2014. március 24., hétfő
Mairead Byrne: In My Culture
In my culture it is the custom that if someone offers you something you say no, even if you want it. The person knows—if they are in your culture too—that you may well want the thing you just refused and so they offer it again. If you are at ease with that person you refuse again and of course they offer again. If you know the person really well or are related by blood or marriage or if they are a neighbor or the neighbor of a neighbor, then you refuse again and of course if they stand in any of those relationships to you they offer again. And so it goes with each offer and refusal incrementally more vehement until finally at the moment of highest tension the sun bursts from behind the cloud and you say Yes! And the tea is poured or the wad of money pressed into the palm or you get into the car. It would be devastating if, after the third or fourth exchange, one or other person said Oh okay. It would be like a death or as if the top of a mountain were removed or as if there were no air.

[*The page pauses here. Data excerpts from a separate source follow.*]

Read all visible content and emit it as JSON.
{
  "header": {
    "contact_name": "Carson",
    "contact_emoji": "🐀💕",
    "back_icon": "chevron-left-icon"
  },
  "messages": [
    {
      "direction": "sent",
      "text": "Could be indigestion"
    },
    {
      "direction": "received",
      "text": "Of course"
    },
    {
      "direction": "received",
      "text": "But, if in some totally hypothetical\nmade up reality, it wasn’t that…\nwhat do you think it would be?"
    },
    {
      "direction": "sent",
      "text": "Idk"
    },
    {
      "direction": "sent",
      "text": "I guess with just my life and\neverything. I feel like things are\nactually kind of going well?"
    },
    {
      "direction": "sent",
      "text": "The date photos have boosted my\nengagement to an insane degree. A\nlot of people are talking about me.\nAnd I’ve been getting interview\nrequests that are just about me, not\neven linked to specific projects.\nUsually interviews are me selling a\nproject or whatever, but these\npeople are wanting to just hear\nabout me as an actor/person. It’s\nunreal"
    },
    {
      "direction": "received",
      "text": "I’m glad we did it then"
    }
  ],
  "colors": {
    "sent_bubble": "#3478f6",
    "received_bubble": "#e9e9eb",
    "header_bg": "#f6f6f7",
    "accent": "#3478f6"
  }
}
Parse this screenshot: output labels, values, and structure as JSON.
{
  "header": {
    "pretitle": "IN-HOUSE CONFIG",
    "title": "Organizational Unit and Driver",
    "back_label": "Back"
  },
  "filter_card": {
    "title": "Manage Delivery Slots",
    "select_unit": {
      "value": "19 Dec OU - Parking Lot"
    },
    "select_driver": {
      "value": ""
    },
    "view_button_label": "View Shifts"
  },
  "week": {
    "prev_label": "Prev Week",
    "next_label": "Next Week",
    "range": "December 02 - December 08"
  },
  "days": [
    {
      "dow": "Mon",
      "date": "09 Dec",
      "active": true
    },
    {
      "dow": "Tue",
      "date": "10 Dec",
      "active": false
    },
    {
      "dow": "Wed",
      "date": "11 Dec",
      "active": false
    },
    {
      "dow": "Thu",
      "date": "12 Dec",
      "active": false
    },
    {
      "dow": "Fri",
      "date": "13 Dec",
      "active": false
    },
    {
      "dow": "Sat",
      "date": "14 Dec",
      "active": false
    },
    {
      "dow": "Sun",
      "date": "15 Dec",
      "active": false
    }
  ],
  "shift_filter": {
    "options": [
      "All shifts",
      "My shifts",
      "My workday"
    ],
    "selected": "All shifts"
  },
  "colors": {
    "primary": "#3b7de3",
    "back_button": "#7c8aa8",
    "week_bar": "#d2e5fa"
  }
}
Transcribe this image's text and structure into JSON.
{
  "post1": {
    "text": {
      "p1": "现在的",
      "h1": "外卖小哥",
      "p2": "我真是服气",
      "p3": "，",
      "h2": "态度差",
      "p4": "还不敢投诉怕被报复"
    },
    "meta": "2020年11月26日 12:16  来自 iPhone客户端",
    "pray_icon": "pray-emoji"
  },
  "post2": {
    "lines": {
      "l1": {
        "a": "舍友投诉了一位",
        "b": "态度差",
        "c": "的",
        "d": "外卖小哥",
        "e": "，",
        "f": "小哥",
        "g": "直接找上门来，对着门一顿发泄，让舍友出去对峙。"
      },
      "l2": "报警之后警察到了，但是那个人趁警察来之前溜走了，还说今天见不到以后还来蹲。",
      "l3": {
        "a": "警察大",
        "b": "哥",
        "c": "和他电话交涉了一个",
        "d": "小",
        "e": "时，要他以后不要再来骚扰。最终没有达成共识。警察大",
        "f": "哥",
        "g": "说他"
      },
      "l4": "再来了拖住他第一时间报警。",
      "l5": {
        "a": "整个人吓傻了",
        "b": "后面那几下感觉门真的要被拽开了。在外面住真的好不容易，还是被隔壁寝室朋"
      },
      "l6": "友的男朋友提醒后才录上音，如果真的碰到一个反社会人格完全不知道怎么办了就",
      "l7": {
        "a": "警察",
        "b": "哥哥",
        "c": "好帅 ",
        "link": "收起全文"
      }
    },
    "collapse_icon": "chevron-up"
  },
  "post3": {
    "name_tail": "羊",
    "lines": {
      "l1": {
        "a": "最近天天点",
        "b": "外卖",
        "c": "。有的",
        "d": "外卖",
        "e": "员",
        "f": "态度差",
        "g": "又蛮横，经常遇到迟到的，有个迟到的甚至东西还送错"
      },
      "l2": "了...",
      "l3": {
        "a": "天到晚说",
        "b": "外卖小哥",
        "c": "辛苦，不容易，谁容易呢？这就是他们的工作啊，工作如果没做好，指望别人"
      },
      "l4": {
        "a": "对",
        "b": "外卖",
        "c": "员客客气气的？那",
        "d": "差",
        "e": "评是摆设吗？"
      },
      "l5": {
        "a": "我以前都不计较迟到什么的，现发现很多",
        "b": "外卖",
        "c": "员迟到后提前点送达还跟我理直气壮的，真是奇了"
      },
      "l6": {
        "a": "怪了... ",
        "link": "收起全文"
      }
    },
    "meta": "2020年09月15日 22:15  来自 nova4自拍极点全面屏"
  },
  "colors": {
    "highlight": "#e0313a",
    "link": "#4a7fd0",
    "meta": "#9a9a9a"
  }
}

In my new culture no-one offers me anything and if they did I would of course refuse and of course they would accept that and of course I would not get anything ho-hum because they would not offer again. No-one knows how to get to the place of agreement and how many times to go round before meeting there. I feel as if I am alone in the center of a maze, high boxwood hedge all round and in the air barely apprehensible snatches of the voices of a family in the distance having a picnic on the level ground at the bottom of the rolling lawn at the back of their majestic house.